How to Feed a Puppy With a Broken Jaw


Owning a puppy with a broken jaw can be a difficult experience. The most basic aspects of caring for your puppy, such as feeding, bathing and grooming, are much more challenging when your furry friend is suffering from such a traumatic injury. Providing the right nutrition for a puppy that cannot chew is a struggle for even the most seasoned pet owner, but your diligence and patience will be well worth it once your new friend is back on the mend.

Things You'll Need

  • Soft puppy food
  • Dog bowl
  • Small spoon
  • Calorie supplement
  • Clean towels

How to Feed a Puppy With a Broken Jaw

Speak with your veterinarian about your puppy’s diet. Your puppy will have a very difficult time taking in adequate nutrition until its jaw heals, so providing it with a well-rounded diet is important during its recovery. Your vet will tell you how much to feed it and will explain how breaking the food down into a number of smaller meals will ensure the puppy takes in enough to stay healthy.

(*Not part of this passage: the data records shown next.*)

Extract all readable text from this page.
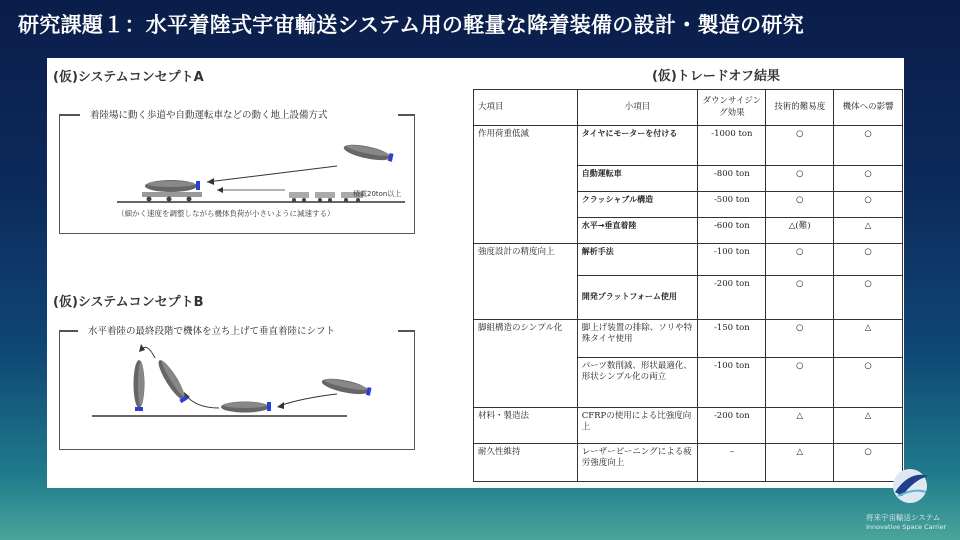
研究課題１：水平着陸式宇宙輸送システム用の軽量な降着装備の設計・製造の研究
(仮)システムコンセプトA
着陸場に動く歩道や自動運転車などの動く地上設備方式
積載20ton以上
（細かく速度を調整しながら機体負荷が小さいように減速する）
(仮)システムコンセプトB
水平着陸の最終段階で機体を立ち上げて垂直着陸にシフト
(仮)トレードオフ結果
大項目	小項目	ダウンサイジング効果	技術的難易度	機体への影響
作用荷重低減	タイヤにモーターを付ける	-1000 ton	○	○
	自動運転車	-800 ton	○	○
	クラッシャブル構造	-500 ton	○	○
	水平→垂直着陸	-600 ton	△(難)	△
強度設計の精度向上	解析手法	-100 ton	○	○
	開発プラットフォーム使用	-200 ton	○	○
脚組構造のシンプル化	脚上げ装置の排除、ソリや特殊タイヤ使用	-150 ton	○	△
	パーツ数削減、形状最適化、形状シンプル化の両立	-100 ton	○	○
材料・製造法	CFRPの使用による比強度向上	-200 ton	△	△
耐久性維持	レーザーピーニングによる疲労強度向上	–	△	○
将来宇宙輸送システム
Innovative Space Carrier
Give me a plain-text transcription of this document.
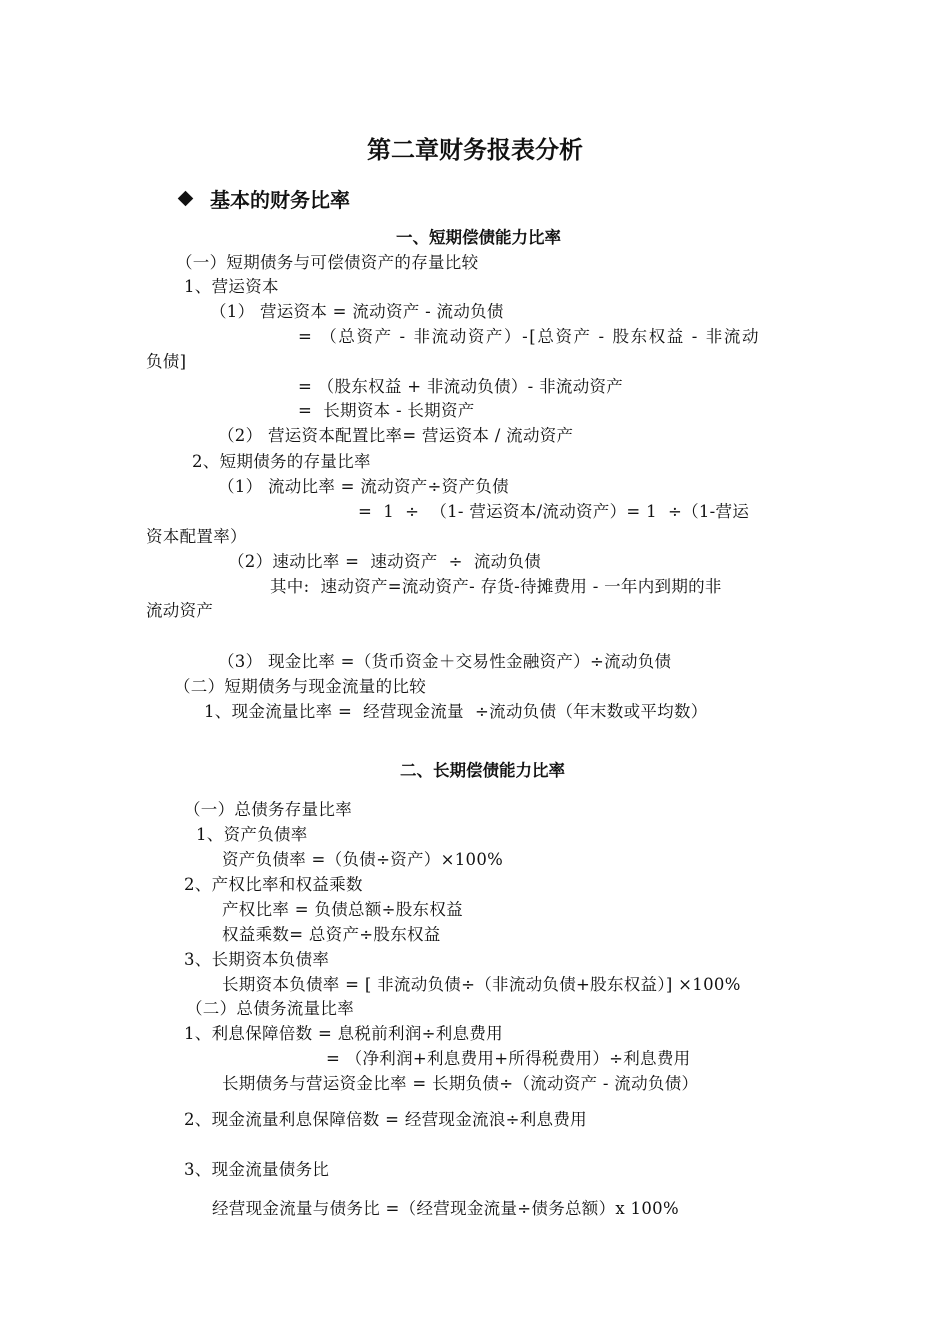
第二章财务报表分析
基本的财务比率
一、短期偿债能力比率
（一）短期债务与可偿债资产的存量比较
1、营运资本
（1） 营运资本 = 流动资产 - 流动负债
= （总资产 - 非流动资产）-[总资产 - 股东权益 - 非流动
负债]
= （股东权益 + 非流动负债）- 非流动资产
=  长期资本 - 长期资产
（2） 营运资本配置比率= 营运资本 / 流动资产
2、短期债务的存量比率
（1） 流动比率 = 流动资产÷资产负债
=  1  ÷  （1- 营运资本/流动资产）= 1  ÷（1-营运
资本配置率）
（2）速动比率 =  速动资产  ÷  流动负债
其中:  速动资产=流动资产- 存货-待摊费用 - 一年内到期的非
流动资产
（3） 现金比率 =（货币资金＋交易性金融资产）÷流动负债
（二）短期债务与现金流量的比较
1、现金流量比率 =  经营现金流量  ÷流动负债（年末数或平均数）
二、长期偿债能力比率
（一）总债务存量比率
1、资产负债率
资产负债率 =（负债÷资产）×100%
2、产权比率和权益乘数
产权比率 = 负债总额÷股东权益
权益乘数= 总资产÷股东权益
3、长期资本负债率
长期资本负债率 = [ 非流动负债÷（非流动负债+股东权益）] ×100%
（二）总债务流量比率
1、利息保障倍数 = 息税前利润÷利息费用
= （净利润+利息费用+所得税费用）÷利息费用
长期债务与营运资金比率 = 长期负债÷（流动资产 - 流动负债）
2、现金流量利息保障倍数 = 经营现金流浪÷利息费用
3、现金流量债务比
经营现金流量与债务比 =（经营现金流量÷债务总额）x 100%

Place the proper amount of food in your puppy’s bowl. While your puppy will not be able to eat from the bowl, it will recognize that the food is going into its normal dish, providing a visual signal that it’s time to eat. Stir a small amount of a calorie supplement, such as Nutri-Cal, into the food. The calorie paste is packed with vitamins and minerals and will help give your pup energy and maintain a proper weight while it heals.

Hold your puppy gently on your lap and scoop a small bit of food onto the spoon. Offer it to your puppy and allow it to sniff at it. The puppy may be reluctant to eat at first, so place a small bite inside its mouth with your finger to encourage it to eat. You may have to force-feed the puppy a few bites until it realizes it can eat from the spoon on its own.

Keep feeding the puppy until it seems full and loses interest in the food. Be sure to offer it clean water frequently, as the soft food and calorie paste can stick to the insides of its mouth. It may eat only a few bites at a time, so don’t be alarmed if it initially seems reluctant to eat. Cover any leftover food and store it in the refrigerator until the next meal.

Dampen a clean towel and wash your puppy’s face after it has eaten. It will be difficult for your puppy to clean itself with a broken jaw. Soft food can be very sticky, so cleaning your puppy after every meal will keep its coat from matting or staining.

Tips & Warnings

  • Ask your veterinarian if you have any concerns during your puppy's recovery. Administer any medicines on schedule and follow up with your vet to make sure your pup heals as quickly as possible.
  • Never feed your puppy human food or table scraps. It may seem interested in what you are eating, but many human foods are not good for dogs and can in fact cause them more harm than good.